La « marque à l'éclair « appartenait à GM depuis la Grande dépression de 1929.

À l'époque, Opel fabriquait avant tout des bicyclettes, domaine où elle revendiquait le premier rang mondial, et des machines à coudre, une de ses spécialités depuis sa création en 1862 par Adam Opel.

L'entreprise ne s'est lancée dans la production d'automobiles qu'en 1898, mais dès 1906, la millième voiture sort des ateliers, une sensation pour l'époque.

Elle devient alors fournisseur de la cour de l'empereur Guillaume II mais ce sont ses petits modèles accessibles au plus grand nombre qui assureront son succès.

General Motors, qui voit en Opel la marque phare de son extension en Europe, concentre sa production sur l'automobile et permet à la production en série de prendre rapidement de l'ampleur. La « Kadett «, petit modèle familial, va devenir un best-seller.

Pendant la deuxième guerre mondiale, Opel produit surtout des camions « Blitz « pour l'armée. Après, elle est contrainte par les Alliés de se concentrer sur la fabrication de réfrigérateurs.

La production de voitures ne repartira vraiment qu'au début des années 50. Douze ans plus tard, une nouvelle version de la « Kadett « est commercialisée, alternative à la « coccinelle « de Volkswagen et destinée elle aussi au grand public.

Le début des années 70 est l'âge d'or pour Opel, qui détient 20 % du marché allemand. Mais Volkswagen mettra un terme à sa domination en lançant sa petite voiture familiale, la Golf.

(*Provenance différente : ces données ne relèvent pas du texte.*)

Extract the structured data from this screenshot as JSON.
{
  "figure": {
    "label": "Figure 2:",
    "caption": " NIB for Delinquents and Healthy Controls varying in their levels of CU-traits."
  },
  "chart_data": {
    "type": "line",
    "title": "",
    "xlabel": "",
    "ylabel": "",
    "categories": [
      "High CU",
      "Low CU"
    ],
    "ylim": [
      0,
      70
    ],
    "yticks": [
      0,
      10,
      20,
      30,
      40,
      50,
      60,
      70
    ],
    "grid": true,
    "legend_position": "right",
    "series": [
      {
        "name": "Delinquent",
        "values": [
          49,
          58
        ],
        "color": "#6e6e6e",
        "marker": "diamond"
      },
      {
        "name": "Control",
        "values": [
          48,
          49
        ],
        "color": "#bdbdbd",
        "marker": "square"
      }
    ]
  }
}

Opel ne s'en remettra jamais. Ses diversifications par la suite dans le haut de gamme (Omega) ou même les voitures de sport (Tigra) échouent. Des problèmes de qualités viennent entacher sa réputation.

 

OPEL-VAUXHALL

ACTIVITÉS

Principale filiale automobile de GM en Europe (conception, construction

et vente des véhicules Opel et Vauxhall)

EFFECTIF

50 000 salariés

RÉSEAU

10 usines d'assemblage, trois usines de pièces et un centre administratif et

de R&D dans sept pays : Allemagne (5), Royaume-Uni (2), Autriche (2),

Espagne, Pologne, Belgique, France.

PRODUCTION

1,4 million de véhicules (2008)

ACTIONNARIAT FUTUR

Consortium Magna International/ Sberbank (Russie) 55%

GM 35%

Salariés 10%

INVESTISSEMENT INITIAL DE MAGNA/SBERBANK

500 millions d'euros (environ 792 millionsCAN)

Sources : GM Europe, rapports d'analystes

 

MAGNA INTERNATIONAL

ACTIVITÉS

Important équipementier pour les constructeurs d'automobiles et de camions légers, assembleur de véhicules complets en sous-traitance.

RÉSEAU

71 000 employés dans 247 usines et 86 centres technologiques dans 25 pays

CHIFFRED'AFFAIRES (1)

17,6 milliards US (-32%)

RÉSULTAT NET (1)

-768 millions US (-1,3 milliard US)

ACTIF

11,9 milliards US

DETTE À LONGTERME

659 millions US

FONDS DE ROULEMENT (ACTIF C-T/PASSIF C-T)

1,9 milliard US

SIÈGE SOCIAL

Aurora, Ontario

PRINCIPAUX ACTIONNAIRES

président-fondateur Frank Stronach (77 ans) et sa famille (23% des actions, 73% des votes), fonds d'investissement divers (9% et moins chacun)

VALEUR BOURSIÈRE

5,36 milliardsCAN

1 : Quatre derniers trimestres complétés au 30 juin 2009. Variation annualisée.